AI Price War Heats Up as OpenAI and Anthropic Face Mounting Profitability Pressure

0xBroomberg
Published 2026-06-12About 12 min read

Enterprise clients are using model-routing tools to dynamically switch workloads to cheap open-source models, cutting some AI costs by up to 95%. OpenAI and Anthropic — already losing billions annually — now face mounting pressure to slash prices, just as both have confidentially filed for IPOs.

01

How are companies cutting AI costs by 95%?

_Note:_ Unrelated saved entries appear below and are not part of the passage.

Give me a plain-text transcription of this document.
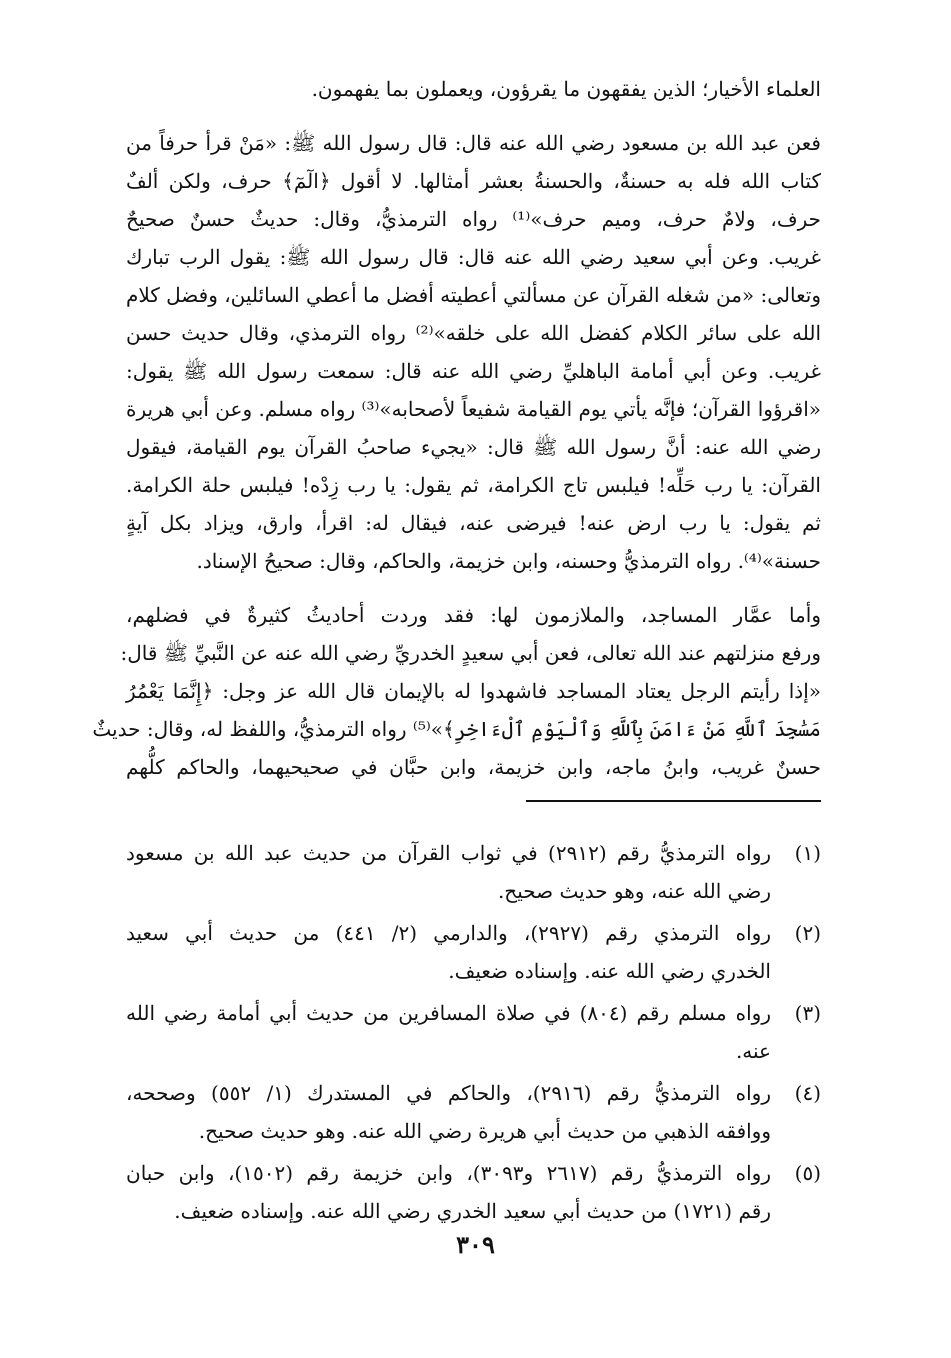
العلماء الأخيار؛ الذين يفقهون ما يقرؤون، ويعملون بما يفهمون.
فعن عبد الله بن مسعود رضي الله عنه قال: قال رسول الله ﷺ: «مَنْ قرأ حرفاً من
كتاب الله فله به حسنةٌ، والحسنةُ بعشر أمثالها. لا أقول ﴿الٓمٓ﴾ حرف، ولكن ألفٌ
حرف، ولامٌ حرف، وميم حرف»⁽¹⁾ رواه الترمذيُّ، وقال: حديثٌ حسنٌ صحيحٌ
غريب. وعن أبي سعيد رضي الله عنه قال: قال رسول الله ﷺ: يقول الرب تبارك
وتعالى: «من شغله القرآن عن مسألتي أعطيته أفضل ما أعطي السائلين، وفضل كلام
الله على سائر الكلام كفضل الله على خلقه»⁽²⁾ رواه الترمذي، وقال حديث حسن
غريب. وعن أبي أمامة الباهليِّ رضي الله عنه قال: سمعت رسول الله ﷺ يقول:
«اقرؤوا القرآن؛ فإنَّه يأتي يوم القيامة شفيعاً لأصحابه»⁽³⁾ رواه مسلم. وعن أبي هريرة
رضي الله عنه: أنَّ رسول الله ﷺ قال: «يجيء صاحبُ القرآن يوم القيامة، فيقول
القرآن: يا رب حَلِّه! فيلبس تاج الكرامة، ثم يقول: يا رب زِدْه! فيلبس حلة الكرامة.
ثم يقول: يا رب ارض عنه! فيرضى عنه، فيقال له: اقرأ، وارق، ويزاد بكل آيةٍ
حسنة»⁽⁴⁾. رواه الترمذيُّ وحسنه، وابن خزيمة، والحاكم، وقال: صحيحُ الإسناد.
وأما عمَّار المساجد، والملازمون لها: فقد وردت أحاديثُ كثيرةٌ في فضلهم،
ورفع منزلتهم عند الله تعالى، فعن أبي سعيدٍ الخدريِّ رضي الله عنه عن النَّبيِّ ﷺ قال:
«إذا رأيتم الرجل يعتاد المساجد فاشهدوا له بالإيمان قال الله عز وجل: ﴿إِنَّمَا يَعْمُرُ
مَسَٰجِدَ ٱللَّهِ مَنْ ءَامَنَ بِٱللَّهِ وَٱلْيَوْمِ ٱلْءَاخِرِ﴾»⁽⁵⁾ رواه الترمذيُّ، واللفظ له، وقال: حديثٌ
حسنٌ غريب، وابنُ ماجه، وابن خزيمة، وابن حبَّان في صحيحيهما، والحاكم كلُّهم
(١)
رواه الترمذيُّ رقم (٢٩١٢) في ثواب القرآن من حديث عبد الله بن مسعود
رضي الله عنه، وهو حديث صحيح.
(٢)
رواه الترمذي رقم (٢٩٢٧)، والدارمي (٢/ ٤٤١) من حديث أبي سعيد
الخدري رضي الله عنه. وإسناده ضعيف.
(٣)
رواه مسلم رقم (٨٠٤) في صلاة المسافرين من حديث أبي أمامة رضي الله
عنه.
(٤)
رواه الترمذيُّ رقم (٢٩١٦)، والحاكم في المستدرك (١/ ٥٥٢) وصححه،
ووافقه الذهبي من حديث أبي هريرة رضي الله عنه. وهو حديث صحيح.
(٥)
رواه الترمذيُّ رقم (٢٦١٧ و٣٠٩٣)، وابن خزيمة رقم (١٥٠٢)، وابن حبان
رقم (١٧٢١) من حديث أبي سعيد الخدري رضي الله عنه. وإسناده ضعيف.
٣٠٩
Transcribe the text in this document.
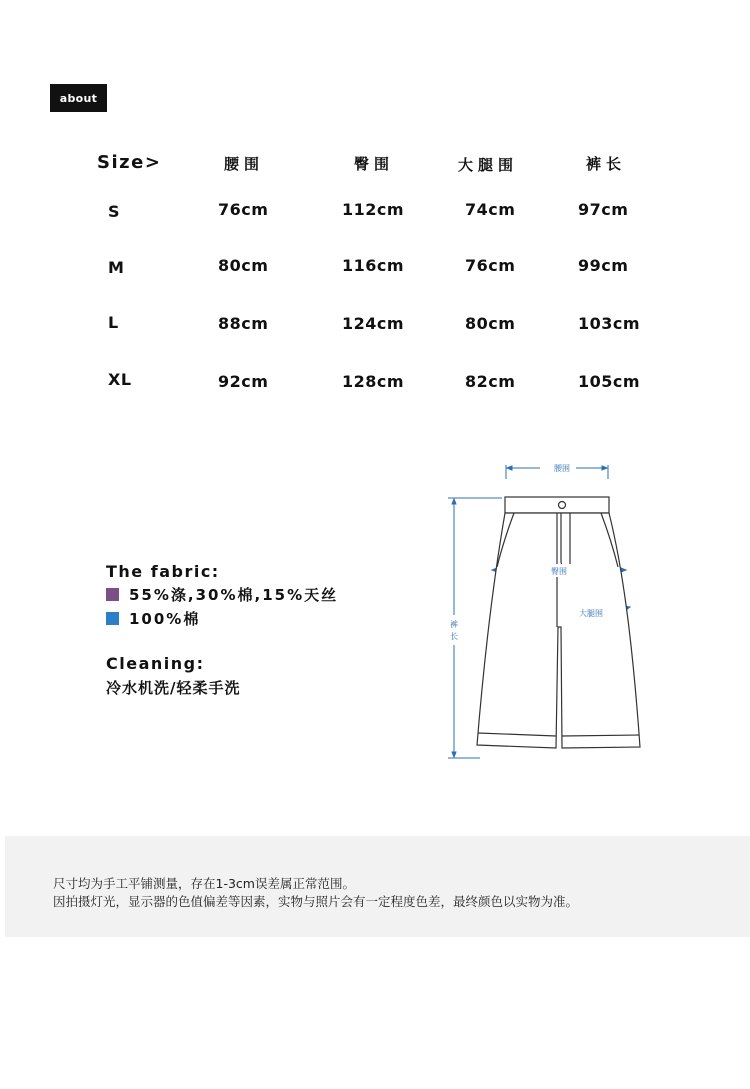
about
Size>	腰围	臀围	大腿围	裤长
S	76cm	112cm	74cm	97cm
M	80cm	116cm	76cm	99cm
L	88cm	124cm	80cm	103cm
XL	92cm	128cm	82cm	105cm
The fabric:
55%涤,30%棉,15%天丝
100%棉
Cleaning:
冷水机洗/轻柔手洗
腰围
臀围
大腿围
裤
长
尺寸均为手工平铺测量，存在1-3cm误差属正常范围。
因拍摄灯光，显示器的色值偏差等因素，实物与照片会有一定程度色差，最终颜色以实物为准。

A new category called model routing lets enterprises dispatch AI tasks like a taxi dispatcher: hard problems go to premium models (ChatGPT, Claude); routine work goes to cheap ones (DeepSeek, Alibaba's GLM, and other open-source options).
Dan Robinson, founder of bug-detection startup Detail, says he has shifted 90% of workloads away from Claude and Google Gemini to custom and Chinese-developed GLM models.
This means → OpenAI and Anthropic's flagship models no longer handle the full workload. Their revenue base is being hollowed out from the bottom by cheap alternatives.
02

How fast is the shift to cheap models?

On developer platform Vercel, DeepSeek's share of AI usage jumped from 1% in April to 17% in May.
On AI query platform OpenRouter, DeepSeek became the most-used AI provider from mid-May onward. Among high-spend clients, open-source model token usage is growing four times faster than proprietary models. Over 500 organizations have switched from proprietary to open-source.
In plain terms = this is not early adopters experimenting — enterprise clients are migrating at scale.
03

Do premium models still have an edge?

Anthropic's newly released Fable 5 is priced at over 50 times DeepSeek V4 Pro per token — a stark gap.
Anthropic argues the right metric is not "price per token" but "cost per task completed" — top models sometimes finish complex tasks with fewer tokens, so total cost may not be higher.
Researchers estimate that frontier proprietary models from OpenAI, Anthropic, and Google still lead open-source rivals by roughly four to six months. But Vishal Misra, associate dean for computing and AI at Columbia Engineering, pushes back: "You don't need a model that understands quantum gravity. Open-source is already very capable. AI's premium pricing power will gradually fade."
Frontier model lead — durable moat or ticking clock?
BULL
Complex tasks still need top models
Measured by cost per task, premium models may not be pricier.
~6-month lead persists
Researchers see proprietary models four to six months ahead of open-source.
BEAR
Most tasks don't need the best model
90% of workloads can already be handled by cheap alternatives.
Open-source is catching up fast
Open-source token growth is 4× faster than proprietary — the gap is narrowing quickly.
In plain terms = frontier models are genuinely stronger on the hardest tasks, but most day-to-day enterprise work never reaches that difficulty level — and that is where the premium revenue base is eroding.
04

How is OpenAI responding?

The Wall Street Journal reports that OpenAI is considering significant price cuts for users and expects Anthropic to follow suit.
OpenAI believes it has a buffer: over the past year it locked in large computing resources at prices well below current market rates. This means → even after cutting prices, its cost pressure is temporarily lower than competitors'.
CEO Sam Altman said at a recent company event that cost has suddenly become "a huge problem."
05

Why is this price war most dangerous right now?

OpenAI and Anthropic have both confidentially filed IPO paperwork with the SEC — widening losses will directly affect how capital markets value them.
U.S. tech giants are also racing into the cheap-model lane: Microsoft last week released a more efficient suite of small AI models; Nvidia's Nemotron budget model series is rapidly gaining share.
This reflects a squeeze from both directions — when Microsoft and Nvidia themselves build budget models, OpenAI and Anthropic face pricing pressure from suppliers and customers alike. Hedge fund Citadel Securities summed it up this week: "Even the most powerful technology must pass the test of cost curves, capacity constraints, and diminishing returns."

Content is for reference only, not financial advice.